Muito antes de ganhar ruas, fantasias e multidões, o Carnaval já existia como prática social ligada a rituais antigos.
A festa atravessou séculos, absorveu costumes pagãos e regras do calendário cristão, até encontrar no Brasil um território onde dança e música passaram a ocupar papel central.
A seguir, confira cinco aspectos da história do Carnaval brasileiro, segundo o National Geographic.
1. Procissões deram origem aos primeiros blocos
As manifestações carnavalescas no Brasil têm relação direta com celebrações populares ligadas ao calendário católico.
De acordo com o artigo A Origem do Carnaval, da Universidade Federal do Recôncavo Baiano, os primeiros blocos surgiram a partir de procissões e festas realizadas nos dias que antecediam a Quaresma.
No Brasil, essas práticas foram influenciadas pelos entrudos portugueses, trazidos no século 17.
As brincadeiras envolviam jogos com água, alimentos e restos orgânicos, marcando uma ocupação intensa do espaço urbano, ainda que de forma desigual entre grupos sociais.
2. Marchinhas embalaram o Carnaval antes do samba
No século 19, quando o Carnaval se espalhou por diferentes camadas da sociedade, as marchinhas dominavam a festa.
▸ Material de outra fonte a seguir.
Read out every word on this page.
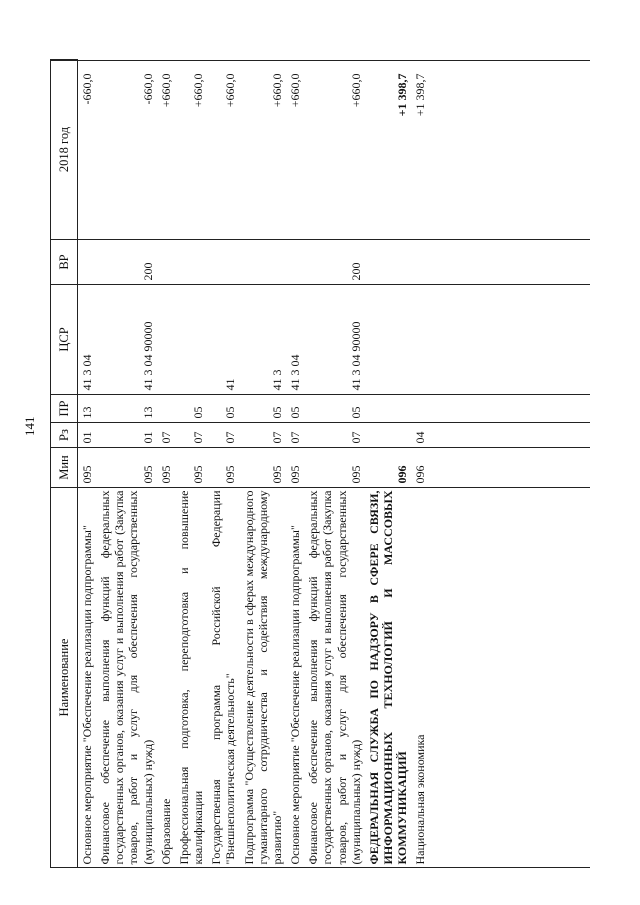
141
Наименование	Мин	Рз	ПР	ЦСР	ВР	2018 год
Основное мероприятие "Обеспечение реализации подпрограммы"	095	01	13	41 3 04		-660,0
Финансовое обеспечение выполнения функций федеральных государственных органов, оказания услуг и выполнения работ (Закупка товаров, работ и услуг для обеспечения государственных (муниципальных) нужд)	095	01	13	41 3 04 90000	200	-660,0
Образование	095	07				+660,0
Профессиональная подготовка, переподготовка и повышение квалификации	095	07	05			+660,0
Государственная программа Российской Федерации "Внешнеполитическая деятельность"	095	07	05	41		+660,0
Подпрограмма "Осуществление деятельности в сферах международного гуманитарного сотрудничества и содействия международному развитию"	095	07	05	41 3		+660,0
Основное мероприятие "Обеспечение реализации подпрограммы"	095	07	05	41 3 04		+660,0
Финансовое обеспечение выполнения функций федеральных государственных органов, оказания услуг и выполнения работ (Закупка товаров, работ и услуг для обеспечения государственных (муниципальных) нужд)	095	07	05	41 3 04 90000	200	+660,0
ФЕДЕРАЛЬНАЯ СЛУЖБА ПО НАДЗОРУ В СФЕРЕ СВЯЗИ, ИНФОРМАЦИОННЫХ ТЕХНОЛОГИЙ И МАССОВЫХ КОММУНИКАЦИЙ	096					+1 398,7
Национальная экономика	096	04				+1 398,7
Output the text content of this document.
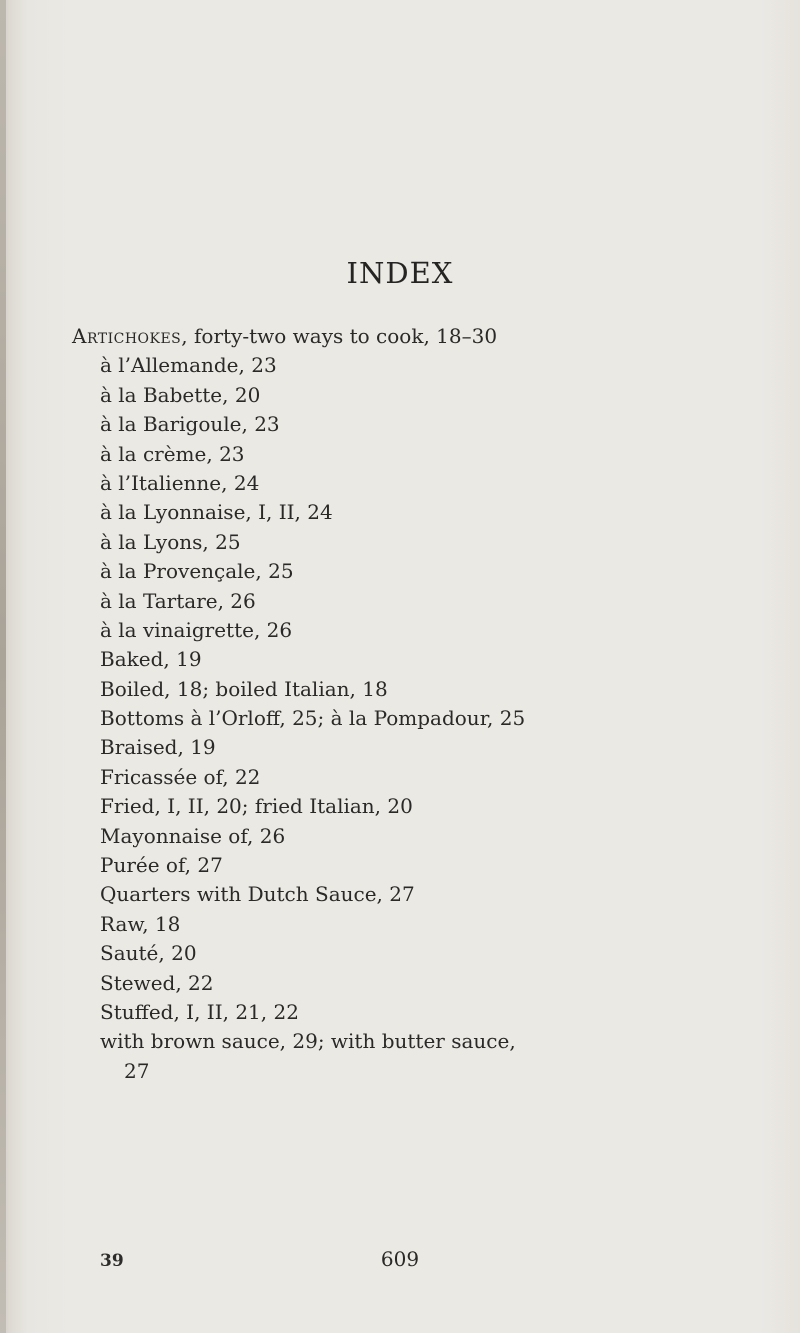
INDEX
Artichokes, forty-two ways to cook, 18–30
à l’Allemande, 23
à la Babette, 20
à la Barigoule, 23
à la crème, 23
à l’Italienne, 24
à la Lyonnaise, I, II, 24
à la Lyons, 25
à la Provençale, 25
à la Tartare, 26
à la vinaigrette, 26
Baked, 19
Boiled, 18; boiled Italian, 18
Bottoms à l’Orloff, 25; à la Pompadour, 25
Braised, 19
Fricassée of, 22
Fried, I, II, 20; fried Italian, 20
Mayonnaise of, 26
Purée of, 27
Quarters with Dutch Sauce, 27
Raw, 18
Sauté, 20
Stewed, 22
Stuffed, I, II, 21, 22
with brown sauce, 29; with butter sauce,
27
39	609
O ritmo tinha origem em marchas populares portuguesas, com compasso binário e cadência marcada, como aponta artigo da Universidade Metodista de Piracicaba.
Entre os nomes mais conhecidos do gênero está Chiquinha Gonzaga, autora de Ó Abre-alas.
O samba só passou a integrar o Carnaval com Pelo Telefone, de Donga e Mauro de Almeida, lançada em 1916.
3. O carnaval brasileiro criou a palavra sambódromo
A construção do Sambódromo da Marquês de Sapucaí marcou uma virada no Carnaval carioca.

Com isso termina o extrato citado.